На моих часиках-браслете – без четырех минут двенадцать. Я рывком подтягиваю ремень, ослабевший на отощавшем животе пол тяжестью кобуры с револьвером и бинокля. Зазвенело, залязгало в окопах справа и слева от меня – это мои гренадеры закрепляют на себе снаряжение. Мой сосед справа, бородатый, запасный, быстро закрестился и шепчет молитву.

Дальнейшее невозможно рассказать протокольно – память сохранила лишь отдельные моменты, но они – как одиночные мощные удары по сознанию неким наотмашь бьющим молотом.

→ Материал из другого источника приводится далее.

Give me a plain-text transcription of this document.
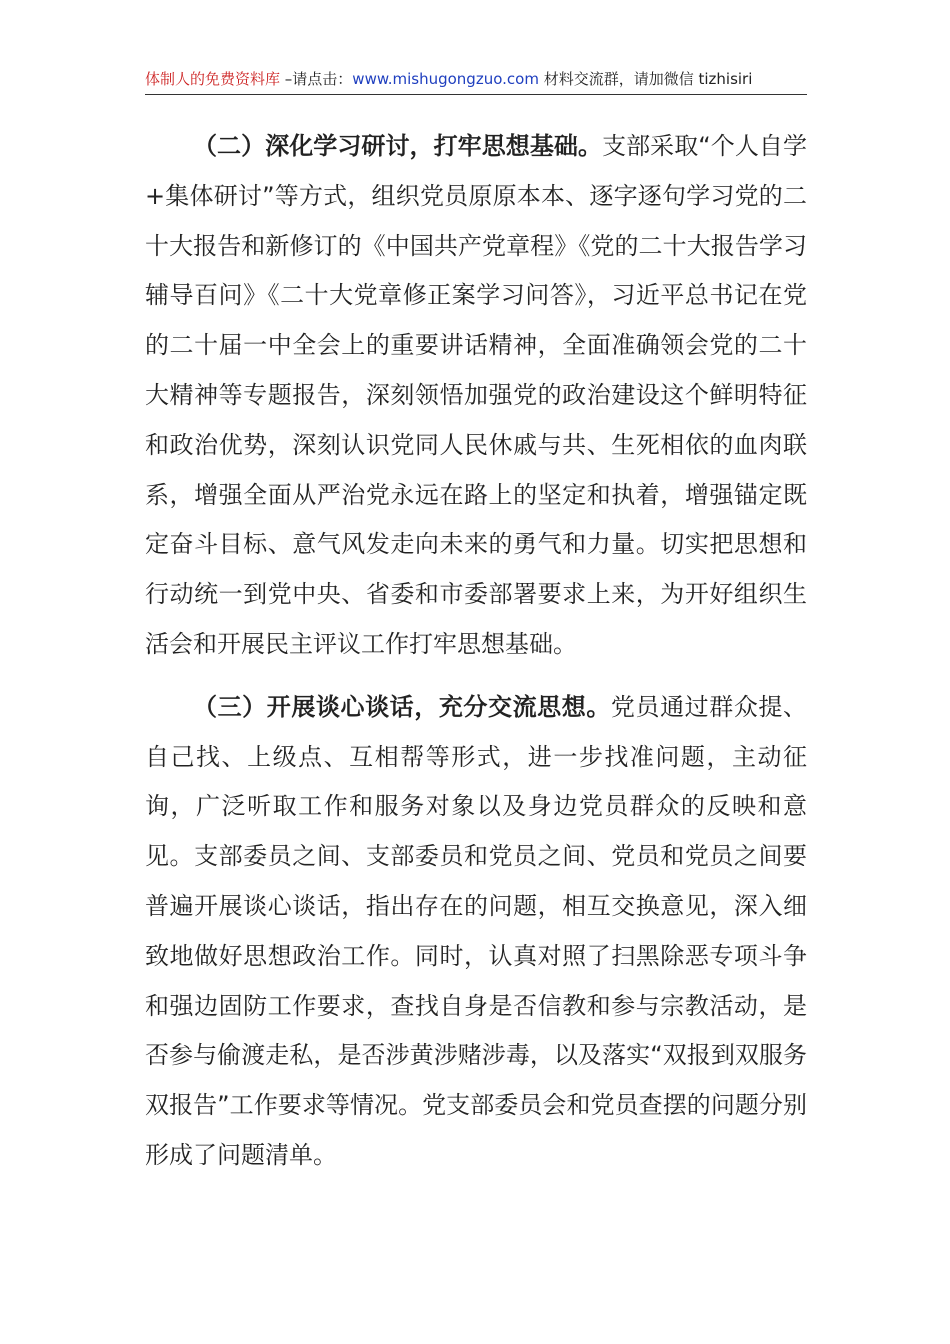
体制人的免费资料库 –请点击：www.mishugongzuo.com 材料交流群，请加微信 tizhisiri

（二）深化学习研讨，打牢思想基础。支部采取“个人自学+集体研讨”等方式，组织党员原原本本、逐字逐句学习党的二十大报告和新修订的《中国共产党章程》《党的二十大报告学习辅导百问》《二十大党章修正案学习问答》，习近平总书记在党的二十届一中全会上的重要讲话精神，全面准确领会党的二十大精神等专题报告，深刻领悟加强党的政治建设这个鲜明特征和政治优势，深刻认识党同人民休戚与共、生死相依的血肉联系，增强全面从严治党永远在路上的坚定和执着，增强锚定既定奋斗目标、意气风发走向未来的勇气和力量。切实把思想和行动统一到党中央、省委和市委部署要求上来，为开好组织生活会和开展民主评议工作打牢思想基础。

（三）开展谈心谈话，充分交流思想。党员通过群众提、自己找、上级点、互相帮等形式，进一步找准问题，主动征询，广泛听取工作和服务对象以及身边党员群众的反映和意见。支部委员之间、支部委员和党员之间、党员和党员之间要普遍开展谈心谈话，指出存在的问题，相互交换意见，深入细致地做好思想政治工作。同时，认真对照了扫黑除恶专项斗争和强边固防工作要求，查找自身是否信教和参与宗教活动，是否参与偷渡走私，是否涉黄涉赌涉毒，以及落实“双报到双服务双报告”工作要求等情况。党支部委员会和党员查摆的问题分别形成了问题清单。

Из-за кустов, на линии спуска в овраг, вылезает солдат, опоясанный через плечо медной трубой-геликоном. За ним выбегают другие солдаты с трубной медью у ртов. Перед ними появляется Капельдудка. Он поднял руку, рванул ею книзу, и трубы рявкнули Фанагорийским маршем. Но слева от нас – там первый батальон – уже запели: «Спаси, Господи, люди Твоя»; гренадеры этого батальона уже над окопами, уже вышли из них. Тотчас же справа от себя – значит, я верчу головой, нервничаю – вижу на бруствере своего ротного, штабс-капитана Орешина. Правая рука его вытянута вверх, в ней обнаженная шашка.

Я тоже на бруствере, я уже за ним, я иду, почти бегу. В душе ужас; я вытащил браунинг из кобуры, но не могу поднять выше – ременный шнур запутался за что-то в снаряжении: я, идущий на врага, безоружен, потому что свою дрянную шашку я оставил в обозе. Я рву шнур раз, рву два, но крепкий ремень не поддается, держит и – наконец-то! – лопается лишь на третьем рывке, и я, большим пальцем переводя предохранитель с «сюр» на «фэ», ликуя, кричу во весь голос:

– Ко мне!.. Сближаться ко мне, гренадеры!

Но взвод и так уж образовал «кулак» около меня. Визжат, вопят, рвут душу медные трубы позади нас; «бу-бу-бу!» – гукает геликон. Мяукают разрывами шрапнели, проносящиеся над нашими головами.

– Уррра!..

Мы над австрийскими окопами. Люди в серо-синих шинелях стоят в них на коленях, протягивая к нам безоружные руки. Мы проносимся через них, мы несемся к кустам, оказавшимся за окопами. Из кустов выскакивают люди. Их не больше роты. Часть тотчас же поворачивает назад и опять скрывается в кустах, но десятка три продолжают движение на нас. Впереди их высокий человек на тонких ногах. Он не бежит, но идет огромными шагами. В его руке большой черный пистолет. Австрийский офицер стреляет.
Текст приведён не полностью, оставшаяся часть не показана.